When Carlson approached Jordan to confirm his support eight months later, she was stunned that he was “very noncommittal.”
Jordan was among 109 Republicans who voted against the bill.
“I was very disappointed,” Carlson said.
Jordan’s spokesman, Dye, declined to comment on Carlson’s account.
Jordan still faces stiff opposition to his effort to become speaker. But seeing his face on the national news and hearing his repeated denial that he knew about the abuse has not sat well with the survivors The Times interviewed.
“Of all people to come out and say he knew, he saw nothing, to me, was a stab in the heart and in the back,” said Ritchie, who lives outside Columbus, Ohio. Ritchie said he ended up leaving the team because of the interactions he had with Strauss, because “nobody took it seriously and if no one is doing anything about it, why am I trying to figure out how to endure it?”
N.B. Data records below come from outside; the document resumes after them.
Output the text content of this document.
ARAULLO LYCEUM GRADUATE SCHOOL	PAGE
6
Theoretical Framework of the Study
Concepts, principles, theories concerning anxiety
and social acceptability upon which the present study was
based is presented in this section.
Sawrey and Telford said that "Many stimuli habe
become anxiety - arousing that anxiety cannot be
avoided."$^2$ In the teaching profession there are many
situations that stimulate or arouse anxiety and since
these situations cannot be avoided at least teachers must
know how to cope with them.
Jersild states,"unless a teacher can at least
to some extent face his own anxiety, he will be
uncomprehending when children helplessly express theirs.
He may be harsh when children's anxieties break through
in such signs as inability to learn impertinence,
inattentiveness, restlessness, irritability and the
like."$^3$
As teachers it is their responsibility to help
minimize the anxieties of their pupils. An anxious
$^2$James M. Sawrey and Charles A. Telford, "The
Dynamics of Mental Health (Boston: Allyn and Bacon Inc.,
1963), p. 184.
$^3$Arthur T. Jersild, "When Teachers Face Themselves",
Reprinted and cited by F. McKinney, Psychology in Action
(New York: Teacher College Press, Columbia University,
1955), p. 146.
Schyck, who now lives in Englewood, Fla., said Jordan’s denials are “something that should be taken into consideration” as he runs for speaker. “But I’m one person in this and my position is about a doctor that abused us.”
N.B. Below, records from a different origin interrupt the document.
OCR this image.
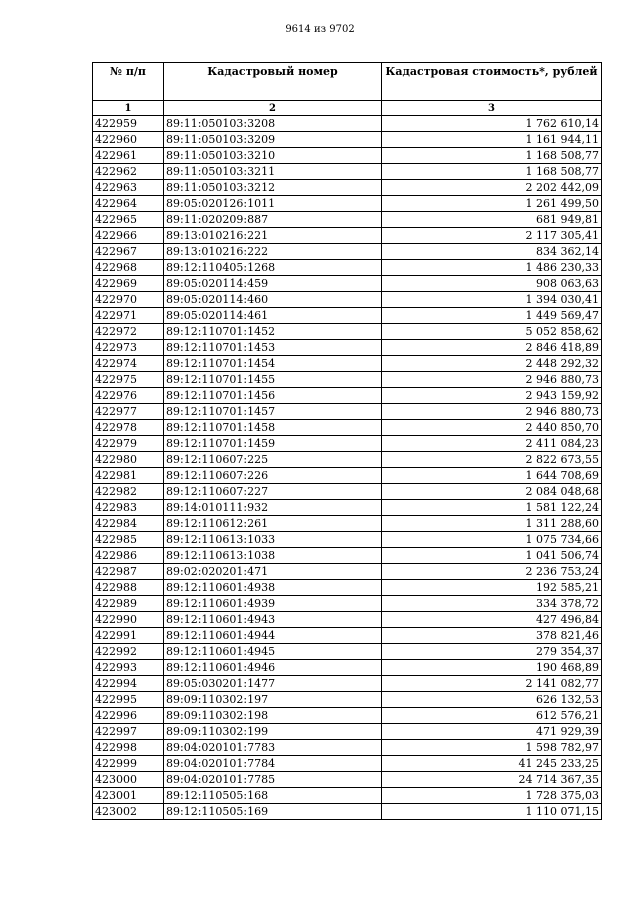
9614 из 9702
№ п/п	Кадастровый номер	Кадастровая стоимость*, рублей
1	2	3
422959	89:11:050103:3208	1 762 610,14
422960	89:11:050103:3209	1 161 944,11
422961	89:11:050103:3210	1 168 508,77
422962	89:11:050103:3211	1 168 508,77
422963	89:11:050103:3212	2 202 442,09
422964	89:05:020126:1011	1 261 499,50
422965	89:11:020209:887	681 949,81
422966	89:13:010216:221	2 117 305,41
422967	89:13:010216:222	834 362,14
422968	89:12:110405:1268	1 486 230,33
422969	89:05:020114:459	908 063,63
422970	89:05:020114:460	1 394 030,41
422971	89:05:020114:461	1 449 569,47
422972	89:12:110701:1452	5 052 858,62
422973	89:12:110701:1453	2 846 418,89
422974	89:12:110701:1454	2 448 292,32
422975	89:12:110701:1455	2 946 880,73
422976	89:12:110701:1456	2 943 159,92
422977	89:12:110701:1457	2 946 880,73
422978	89:12:110701:1458	2 440 850,70
422979	89:12:110701:1459	2 411 084,23
422980	89:12:110607:225	2 822 673,55
422981	89:12:110607:226	1 644 708,69
422982	89:12:110607:227	2 084 048,68
422983	89:14:010111:932	1 581 122,24
422984	89:12:110612:261	1 311 288,60
422985	89:12:110613:1033	1 075 734,66
422986	89:12:110613:1038	1 041 506,74
422987	89:02:020201:471	2 236 753,24
422988	89:12:110601:4938	192 585,21
422989	89:12:110601:4939	334 378,72
422990	89:12:110601:4943	427 496,84
422991	89:12:110601:4944	378 821,46
422992	89:12:110601:4945	279 354,37
422993	89:12:110601:4946	190 468,89
422994	89:05:030201:1477	2 141 082,77
422995	89:09:110302:197	626 132,53
422996	89:09:110302:198	612 576,21
422997	89:09:110302:199	471 929,39
422998	89:04:020101:7783	1 598 782,97
422999	89:04:020101:7784	41 245 233,25
423000	89:04:020101:7785	24 714 367,35
423001	89:12:110505:168	1 728 375,03
423002	89:12:110505:169	1 110 071,15
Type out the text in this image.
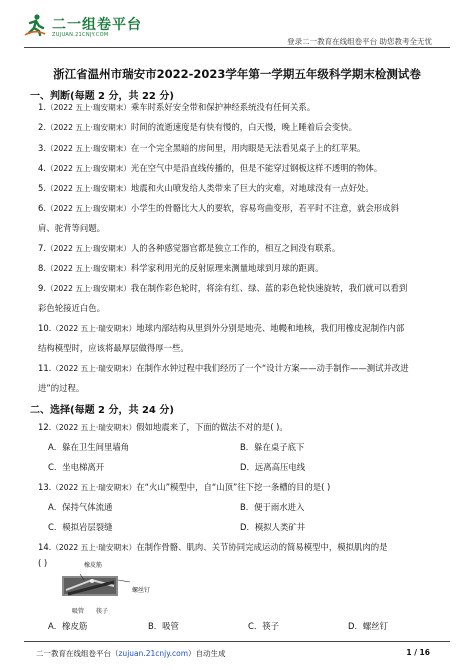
二一组卷平台
ZUJUAN.21CNJY.COM
登录二一教育在线组卷平台 助您教考全无忧
浙江省温州市瑞安市2022-2023学年第一学期五年级科学期末检测试卷
一、判断(每题 2 分，共 22 分)
1.（2022 五上·瑞安期末）乘车时系好安全带和保护神经系统没有任何关系。
2.（2022 五上·瑞安期末）时间的流逝速度是有快有慢的，白天慢，晚上睡着后会变快。
3.（2022 五上·瑞安期末）在一个完全黑暗的房间里，用肉眼是无法看见桌子上的红苹果。
4.（2022 五上·瑞安期末）光在空气中是沿直线传播的，但是不能穿过钢板这样不透明的物体。
5.（2022 五上·瑞安期末）地震和火山喷发给人类带来了巨大的灾难，对地球没有一点好处。
6.（2022 五上·瑞安期末）小学生的骨骼比大人的要软，容易弯曲变形，若平时不注意，就会形成斜
肩、驼背等问题。
7.（2022 五上·瑞安期末）人的各种感觉器官都是独立工作的，相互之间没有联系。
8.（2022 五上·瑞安期末）科学家利用光的反射原理来测量地球到月球的距离。
9.（2022 五上·瑞安期末）我在制作彩色轮时，将涂有红、绿、蓝的彩色轮快速旋转，我们就可以看到
彩色轮接近白色。
10.（2022 五上·瑞安期末）地球内部结构从里到外分别是地壳、地幔和地核，我们用橡皮泥制作内部
结构模型时，应该将最厚层做得厚一些。
11.（2022 五上·瑞安期末）在制作水钟过程中我们经历了一个“设计方案——动手制作——测试并改进
进”的过程。
二、选择(每题 2 分，共 24 分)
12.（2022 五上·瑞安期末）假如地震来了，下面的做法不对的是( )。
A．躲在卫生间里墙角	B．躲在桌子底下
C．坐电梯离开	D．远离高压电线
13.（2022 五上·瑞安期末）在“火山”模型中，自“山顶”往下挖一条槽的目的是( )
A．保持气体流通	B．便于雨水进入
C．模拟岩层裂缝	D．模拟人类矿井
14.（2022 五上·瑞安期末）在制作骨骼、肌肉、关节协同完成运动的简易模型中，模拟肌肉的是
( )	橡皮筋
螺丝钉
吸管 筷子
A．橡皮筋	B．吸管	C．筷子	D．螺丝钉
二一教育在线组卷平台（zujuan.21cnjy.com）自动生成	1 / 16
Flusche said that the speakership, which is second in line for the presidency, should require someone with integrity.
“I’m sure he lied to protect his political career which, unfortunately, I think a lot of politicians do but that still doesn’t make it right,” said Flusche, who lives outside Columbus, Ohio. But the role of a House speaker “should be all about character.”
“And I don’t think he has it,” he added.